What Happens After /auth_info?

I decided to address a question that comes up often in Support: what happens after the user is authenticated through Janrain Engage?

Our Documentation site has a very detailed description of how our social login technology works to communicate with an end user’s social identity provider to return data about that user. It’s definitely worth a read as it is quite descriptive of all that occurs.

Besides understanding the technical details of how our product works (in a nutshell, it authenticates), it’s equally as important to understand what things it does not do:

  1. It does not store user data

  2. It does not create or maintain state on your website

  3. It does not authorize an end user to your system

Who does these things? Not to put too fine a point on it, but you, the site operator/developer, do. We built our social login product with flexibility in mind. This is liberating, as it gives you ample flexibility to do these things or even to not do these things, and you can make these decisions based on the requirements of your site’s user authentication/authorization experience and the technical requirements of your site. The starting point of this decision process is the information returned by the /auth_info API call.

As a side note, however, if you don’t feel you have the bandwidth to develop your own solution as described above, an upgrade to Janrain Capture, our profile data storage solution will do all of this for you such as store user data, help maintain state on your site and authorize an end user to your system.

Four Basic Ways to Use /auth_info

Besides storing user data, authorizing a user and creating and maintaining state, there’s a few things you can do with the data returned from the /auth_info response:

  1. Whitelist or blacklist certain email domains, or individual email addresses
    Most providers (Twitter is an exception) will return a user’s verified email address in /auth_info. You can run a check against the email address and decide if you want to authorize that user to your site. This check can be done by checking the email addresses against a list of blocked emails in an array.

If checks by individual email address are too granular, you could also look at the domain of the email address and check it against a domain blacklist for exclusion. This is good if you’re having issues with users who seem to be coming in from the same spam domains. Conversely, you could also look at the domain of the email address and check it against a domain whitelist for sole inclusion. This is a fine option for integrations that require a company email address to sign in, like an intranet site.

  • Use the accessToken and scopes returned from /auth_info to run API calls directly to the respective provider, or even a third party provider
    /auth_info returns access credential data that can in turn be used with the social identity provider’s own API to do more data mining. You can also use that data to run an API call on some third party services. For instance, trulioo.com offers a service that checks a user’s Facebook profile via an API call (which you can make using the accessToken value from /auth_info) to determine the likelyhood of that user being a real person. You can use this probability score to either exclude the user altogether, or simply store that score as part of the user record so you can keep an eye on their activity on the site. If you do end up running an API call on third-party services, be sure to read through the social identity provider’s own policies and make sure your privacy and usage policies reflect this third party exchange of data.
  • Serve up content specific to the user’s geographical location/social identity provider
    Did your end user move?
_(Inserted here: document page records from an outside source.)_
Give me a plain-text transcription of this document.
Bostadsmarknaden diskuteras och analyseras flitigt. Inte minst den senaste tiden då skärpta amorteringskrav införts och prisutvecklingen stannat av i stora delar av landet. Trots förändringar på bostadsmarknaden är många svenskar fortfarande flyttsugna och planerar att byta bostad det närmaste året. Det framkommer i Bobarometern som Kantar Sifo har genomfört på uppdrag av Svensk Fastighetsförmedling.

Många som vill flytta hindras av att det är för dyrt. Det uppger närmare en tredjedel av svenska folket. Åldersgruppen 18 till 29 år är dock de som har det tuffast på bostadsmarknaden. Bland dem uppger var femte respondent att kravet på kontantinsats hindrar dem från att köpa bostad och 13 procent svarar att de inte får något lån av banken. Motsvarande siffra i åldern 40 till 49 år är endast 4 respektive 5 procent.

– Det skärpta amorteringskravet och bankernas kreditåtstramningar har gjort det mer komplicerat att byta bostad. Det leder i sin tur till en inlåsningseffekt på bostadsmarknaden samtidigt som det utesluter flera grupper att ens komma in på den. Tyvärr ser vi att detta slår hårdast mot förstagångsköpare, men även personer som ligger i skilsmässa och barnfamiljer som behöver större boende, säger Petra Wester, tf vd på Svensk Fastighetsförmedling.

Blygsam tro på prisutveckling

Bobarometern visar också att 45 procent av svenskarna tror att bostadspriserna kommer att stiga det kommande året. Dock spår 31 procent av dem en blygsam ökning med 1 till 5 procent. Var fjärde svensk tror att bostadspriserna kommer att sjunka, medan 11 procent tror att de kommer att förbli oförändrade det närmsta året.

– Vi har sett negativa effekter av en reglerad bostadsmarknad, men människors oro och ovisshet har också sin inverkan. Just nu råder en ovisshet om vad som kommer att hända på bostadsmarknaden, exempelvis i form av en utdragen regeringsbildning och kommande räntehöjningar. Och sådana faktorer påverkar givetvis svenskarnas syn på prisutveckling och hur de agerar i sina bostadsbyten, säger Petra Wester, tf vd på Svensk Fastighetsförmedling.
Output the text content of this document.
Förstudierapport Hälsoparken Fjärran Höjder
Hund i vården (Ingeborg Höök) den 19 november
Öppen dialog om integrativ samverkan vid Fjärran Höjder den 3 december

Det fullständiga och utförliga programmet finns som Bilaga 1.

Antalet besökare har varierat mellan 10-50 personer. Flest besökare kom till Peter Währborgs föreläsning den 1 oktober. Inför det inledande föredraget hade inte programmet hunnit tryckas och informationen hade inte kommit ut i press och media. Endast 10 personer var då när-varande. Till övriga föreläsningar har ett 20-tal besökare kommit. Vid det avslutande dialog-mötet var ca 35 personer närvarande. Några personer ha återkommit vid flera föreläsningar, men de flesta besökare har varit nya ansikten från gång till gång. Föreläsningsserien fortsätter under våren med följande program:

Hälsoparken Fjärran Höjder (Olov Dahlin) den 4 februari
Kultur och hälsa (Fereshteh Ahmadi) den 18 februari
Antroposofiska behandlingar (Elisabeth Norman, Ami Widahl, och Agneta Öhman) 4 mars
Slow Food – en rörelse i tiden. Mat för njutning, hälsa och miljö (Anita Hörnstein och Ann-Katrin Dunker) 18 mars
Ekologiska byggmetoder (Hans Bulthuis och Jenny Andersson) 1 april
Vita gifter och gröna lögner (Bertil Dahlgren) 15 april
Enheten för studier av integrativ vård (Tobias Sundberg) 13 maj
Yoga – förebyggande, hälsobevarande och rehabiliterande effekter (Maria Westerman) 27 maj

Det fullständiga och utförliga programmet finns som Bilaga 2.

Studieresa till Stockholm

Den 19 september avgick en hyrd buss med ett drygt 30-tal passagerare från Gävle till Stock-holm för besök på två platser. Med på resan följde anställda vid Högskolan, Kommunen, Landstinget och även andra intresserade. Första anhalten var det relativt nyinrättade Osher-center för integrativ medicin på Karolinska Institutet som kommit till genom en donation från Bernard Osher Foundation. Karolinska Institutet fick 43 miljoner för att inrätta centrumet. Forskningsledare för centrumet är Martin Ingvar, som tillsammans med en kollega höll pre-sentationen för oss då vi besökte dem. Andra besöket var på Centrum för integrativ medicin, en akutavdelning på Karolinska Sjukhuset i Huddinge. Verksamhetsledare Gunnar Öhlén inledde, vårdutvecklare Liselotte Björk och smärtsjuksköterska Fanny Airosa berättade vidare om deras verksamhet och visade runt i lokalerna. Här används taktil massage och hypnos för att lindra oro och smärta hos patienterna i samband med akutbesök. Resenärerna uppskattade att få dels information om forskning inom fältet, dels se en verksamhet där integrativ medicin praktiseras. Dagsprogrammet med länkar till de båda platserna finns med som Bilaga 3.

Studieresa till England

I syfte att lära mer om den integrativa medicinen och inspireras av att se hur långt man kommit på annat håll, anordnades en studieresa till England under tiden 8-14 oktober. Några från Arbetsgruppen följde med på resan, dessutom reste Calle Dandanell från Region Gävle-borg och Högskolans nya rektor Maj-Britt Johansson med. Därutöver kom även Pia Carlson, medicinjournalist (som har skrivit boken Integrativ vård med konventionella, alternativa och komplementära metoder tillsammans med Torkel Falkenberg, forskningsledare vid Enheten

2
If they updated their LinkedIn profile with their new address, you’ll know right as soon as they log in to your company’s site. Oh, and they used LinkedIn to sign in? Maybe it would be a great time to let them know your company is hiring and you’d love it if they could share those open positions with their friends.
  • Don’t authorize the user, but use that data to augment your traditional username and password sign-up experience
    Authentication in Janrain Engage doesn’t necessarily mean that you have to use that data to sign in your end users. You could keep your site’s traditional username and password setup, but offer the opportunity for your new users to fill out your sign-up form using the user data from their Facebook or Google+ profiles. No one loves filling out long forms online. Offering the ability to populate a long form with a couple of clicks of the mouse can help you drive engagement.

Congratulations! You’ve made it to the end of a highly technical but hopefully enlightening blog entry. As you can see, the /auth_info API call provides endless opportunities for you to use the data collected at the point of authentication. Even if you don’t use any of the ideas presented, perhaps this will inspire you to create additional functionality of your own besides the standard authorization flow.